I gotta be honest I only saw this movie because I had nothing better to do, and after walking out of the theater, I should have just settled for doing nothing.
Following a young, struggling artist named Evie (Nathalie Emmanuel), The Invitation sees her invited (duh) to a family wedding for a set of relatives she only recently discovered she shares familial blood with. Traveling from NYC to England to meet her distant kin, Evie soon realizes something is off about a group of privileged individuals that are far more mysterious than they initially let on. Seeing apparitions of a long-dead member of the house and noticing that maids seem to be going missing thanks to someone — or something — that the family won’t talk about, Evie enters into a flirtatious relationship with the lord of the manor, Walter De Ville (Thomas Doherty), and the dark life he’s dragged her into, kick-starting a journey that sees Evie face a kind of evil she has no way of defending against.
As mentioned above, I really had no desire to catch this one in theaters, and judging by the quality of the final product, it’s a wonder how this one made it there in the first place.
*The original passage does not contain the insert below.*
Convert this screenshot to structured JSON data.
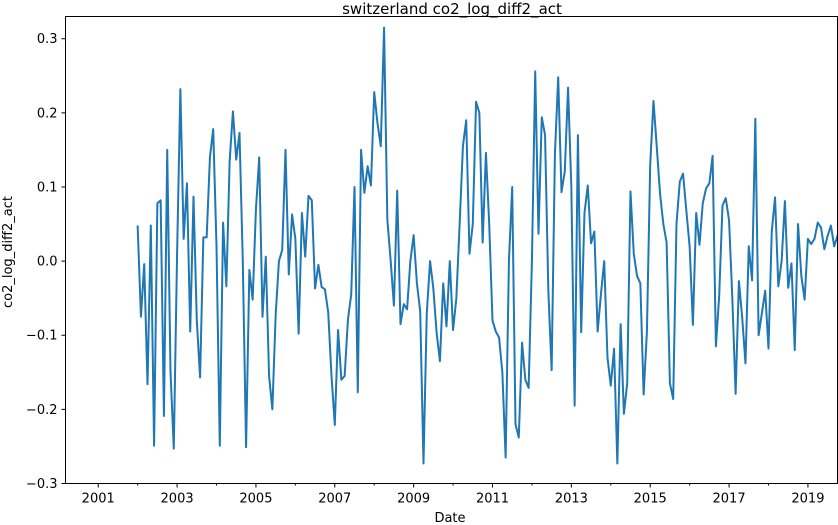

Scripted in a way that feels amateurish at best, The Invitation boasts a cast (especially Nathalie Emmanuel) that does just enough to carry the story along but never intrigues enough to stop audiences from feeling a bit bored at times.
Produced and directed in a way that barely lends itself to having a spooky baseline, the overall scare factor of the film feels a bit like an afterthought as the movie never goes beyond the cliche and uninspired scenes audiences have seen before. Couple that with the fact that most of the characters involved are undeveloped and don’t add much to the proceedings, and by the time the “good stuff” happens, I was mostly just waiting around for the credits to roll.
And while I have to admit that when said “good stuff” does happen, things tick up just enough to pique my interest, it was ultimately too little too late for this one, as the admittedly enjoyable third act twist works better than expected, if only for a moment. Having no idea that this one was — spoiler alert! — a vampire story at heart, the fact that the entire movie hinges on this mysterious evil that goes unseen and tangentially addressed throughout the film only to make it the main reveal of the story immediately turns this film into a more exciting experience that unfortunately doesn’t last long. And as the dust settles from the vampire reveal, little else mattered in this movie to a point that I almost didn’t care about the extra bloodshed spilled in the finale — something I wish there was more of — proving that if a little more effort was put into this one, we totally could have had something that turned out much better.
Though this one’s far less interesting than it thinks it is and a bit more contrived than necessary — especially when it comes to a vampire angle that doesn’t do enough to make it something worth exploring — you could do worse than The Invitation. But as it stands, it’s still a movie that doesn’t have much substance despite a few good elements in between, and for that, this one ultimately becomes a forgettable movie-going experience.